Stubborn indie writers are set in their ways and won’t change even if that behavior hinders finding readers. The two most stubborn groups of people in the world are runners who are injured and who should take a break from running to rest and heal…and indie writers. Taking advice from a writer who isn’t open to new ideas and bristles at constructive criticism is a terrible idea. Feedback and kind criticism are a necessity to grow in craft and in your business. I wish I could count how many times I see an agent say, NO PROLOGUES and a writer say, “I’m gonna write all the prologues” then cry when they can’t find an agent. Are you going to listen to someone who is intent to do it their own way damned the consequences, or are you going to listen to someone who knows what’s going on in the industry and is flexible enough to pivot and or try new things? (By the way, agents know the editors {who are the people who actually buy the books} who know readers and what they like. Just a thought.) As far as readers go, what’s expected in your genre? Fantasy uses prologues. Mystery/thrillers do too, often in the POV of the villain. If you want to write a prologue and your genre supports it (meaning your readers are used to them) write a prologue. If a prologue won’t enhance your story, maybe you don’t need it. I like epilogues. I like writing them, I like reading them, and they are often found in romance novels to tie up loose ends. I’m not doing anything out of the ordinary writing an epilogue. Sometimes a story needs it, sometimes it doesn’t, but prologues and epilogues are not a hill you need to die on. What is best for YOU and your genre? Romances don’t do well with prologues. Readers want to get to the meat of the story as quickly as possible. Introduce your heroine and hero ASAP. Writers have made too much of an issue about something that should be considered on a book by book, and genre by genre, basis.


Writers do their best to sabotage their own businesses–sometimes not thinking about their books as businesses at all is the first mistake they make.
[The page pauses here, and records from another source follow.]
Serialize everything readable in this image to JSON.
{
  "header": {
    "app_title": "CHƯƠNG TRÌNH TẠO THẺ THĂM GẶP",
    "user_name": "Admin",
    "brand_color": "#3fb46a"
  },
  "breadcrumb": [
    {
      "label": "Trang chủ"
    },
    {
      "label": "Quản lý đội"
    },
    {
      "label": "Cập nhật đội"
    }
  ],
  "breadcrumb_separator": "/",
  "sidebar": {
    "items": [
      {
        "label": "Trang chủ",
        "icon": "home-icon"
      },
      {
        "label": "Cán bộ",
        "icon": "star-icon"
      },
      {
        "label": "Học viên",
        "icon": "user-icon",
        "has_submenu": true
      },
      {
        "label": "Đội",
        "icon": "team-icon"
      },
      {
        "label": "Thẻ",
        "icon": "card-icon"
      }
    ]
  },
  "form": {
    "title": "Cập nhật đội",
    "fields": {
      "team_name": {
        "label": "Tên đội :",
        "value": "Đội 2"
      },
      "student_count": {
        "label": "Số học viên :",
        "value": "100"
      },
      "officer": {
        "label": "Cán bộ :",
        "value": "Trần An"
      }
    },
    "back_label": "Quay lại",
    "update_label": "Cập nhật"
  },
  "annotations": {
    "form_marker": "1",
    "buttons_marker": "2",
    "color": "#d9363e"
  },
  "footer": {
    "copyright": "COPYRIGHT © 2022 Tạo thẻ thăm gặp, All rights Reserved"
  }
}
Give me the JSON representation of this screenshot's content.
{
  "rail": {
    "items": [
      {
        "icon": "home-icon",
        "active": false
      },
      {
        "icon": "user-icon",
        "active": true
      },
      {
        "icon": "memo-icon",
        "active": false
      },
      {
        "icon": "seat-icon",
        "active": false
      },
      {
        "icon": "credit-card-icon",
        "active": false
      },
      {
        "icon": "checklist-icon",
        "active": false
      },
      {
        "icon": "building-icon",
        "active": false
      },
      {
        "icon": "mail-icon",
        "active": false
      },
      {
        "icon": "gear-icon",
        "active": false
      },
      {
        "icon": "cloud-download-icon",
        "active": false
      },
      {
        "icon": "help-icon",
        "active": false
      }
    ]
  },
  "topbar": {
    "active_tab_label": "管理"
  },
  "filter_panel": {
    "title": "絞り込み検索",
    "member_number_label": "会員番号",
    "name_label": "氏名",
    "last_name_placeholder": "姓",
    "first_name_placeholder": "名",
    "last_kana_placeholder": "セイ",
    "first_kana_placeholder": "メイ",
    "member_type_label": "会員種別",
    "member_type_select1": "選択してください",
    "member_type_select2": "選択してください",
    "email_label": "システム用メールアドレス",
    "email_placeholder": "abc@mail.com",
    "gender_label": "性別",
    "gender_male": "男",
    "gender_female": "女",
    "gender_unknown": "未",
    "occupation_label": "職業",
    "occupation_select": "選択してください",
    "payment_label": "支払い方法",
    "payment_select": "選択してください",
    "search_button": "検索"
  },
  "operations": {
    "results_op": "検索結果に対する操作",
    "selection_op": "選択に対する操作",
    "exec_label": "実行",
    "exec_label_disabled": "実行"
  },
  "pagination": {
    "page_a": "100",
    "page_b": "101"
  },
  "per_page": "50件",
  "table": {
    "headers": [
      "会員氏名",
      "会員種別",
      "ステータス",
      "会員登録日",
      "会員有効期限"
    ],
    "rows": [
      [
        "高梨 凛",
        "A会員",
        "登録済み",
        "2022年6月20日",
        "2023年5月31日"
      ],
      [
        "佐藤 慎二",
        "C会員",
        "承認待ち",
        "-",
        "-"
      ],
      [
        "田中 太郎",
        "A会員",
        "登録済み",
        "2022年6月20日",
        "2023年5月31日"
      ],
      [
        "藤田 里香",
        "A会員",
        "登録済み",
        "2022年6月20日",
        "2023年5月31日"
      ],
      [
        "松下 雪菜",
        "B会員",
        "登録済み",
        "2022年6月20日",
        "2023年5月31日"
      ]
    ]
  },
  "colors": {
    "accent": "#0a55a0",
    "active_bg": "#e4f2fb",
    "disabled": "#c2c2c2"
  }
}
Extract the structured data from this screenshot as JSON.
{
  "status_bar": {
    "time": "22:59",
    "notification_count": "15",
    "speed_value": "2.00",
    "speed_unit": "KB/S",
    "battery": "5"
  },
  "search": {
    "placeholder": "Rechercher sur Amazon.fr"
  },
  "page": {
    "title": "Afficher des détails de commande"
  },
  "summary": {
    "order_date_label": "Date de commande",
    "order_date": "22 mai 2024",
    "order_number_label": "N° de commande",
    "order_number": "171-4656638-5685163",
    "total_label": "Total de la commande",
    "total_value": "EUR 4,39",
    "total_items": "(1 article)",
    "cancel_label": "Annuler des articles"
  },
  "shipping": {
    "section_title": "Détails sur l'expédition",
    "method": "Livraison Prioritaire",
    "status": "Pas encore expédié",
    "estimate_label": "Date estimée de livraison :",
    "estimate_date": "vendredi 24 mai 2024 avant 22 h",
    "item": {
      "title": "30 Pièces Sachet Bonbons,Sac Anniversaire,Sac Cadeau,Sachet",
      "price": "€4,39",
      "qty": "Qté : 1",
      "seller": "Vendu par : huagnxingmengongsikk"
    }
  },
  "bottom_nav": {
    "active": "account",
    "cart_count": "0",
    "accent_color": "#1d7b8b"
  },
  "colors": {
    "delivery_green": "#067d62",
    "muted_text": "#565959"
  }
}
Everything you do should be geared toward finding and keeping readers. Writing what you want is only good advice if you know the genre you want to write in, the reader expectations of that genre, and if you enjoy writing that genre and those tropes readers expect. Many people have asked me if I feel boxed in writing billionaire romance, but I don’t. The same tropes (and yes, I structure my novels around tropes) apply to people who have money as to the characters who are broke. They handle problems differently, sure, but that’s fun, too. Make what you love to write meet in the middle with what readers want to read. You can’t listen to a writer who says a book cover doesn’t matter or tells you readers don’t read blurbs. Over on Twitter, I’ve heard it all, and it’s concerning because the writing community has thousands of members, and some of the information passed through those hashtags is harmful at best and toxic at worst. Think like a reader from start to finish and you’ll never go wrong with writing, publishing and marketing of your books.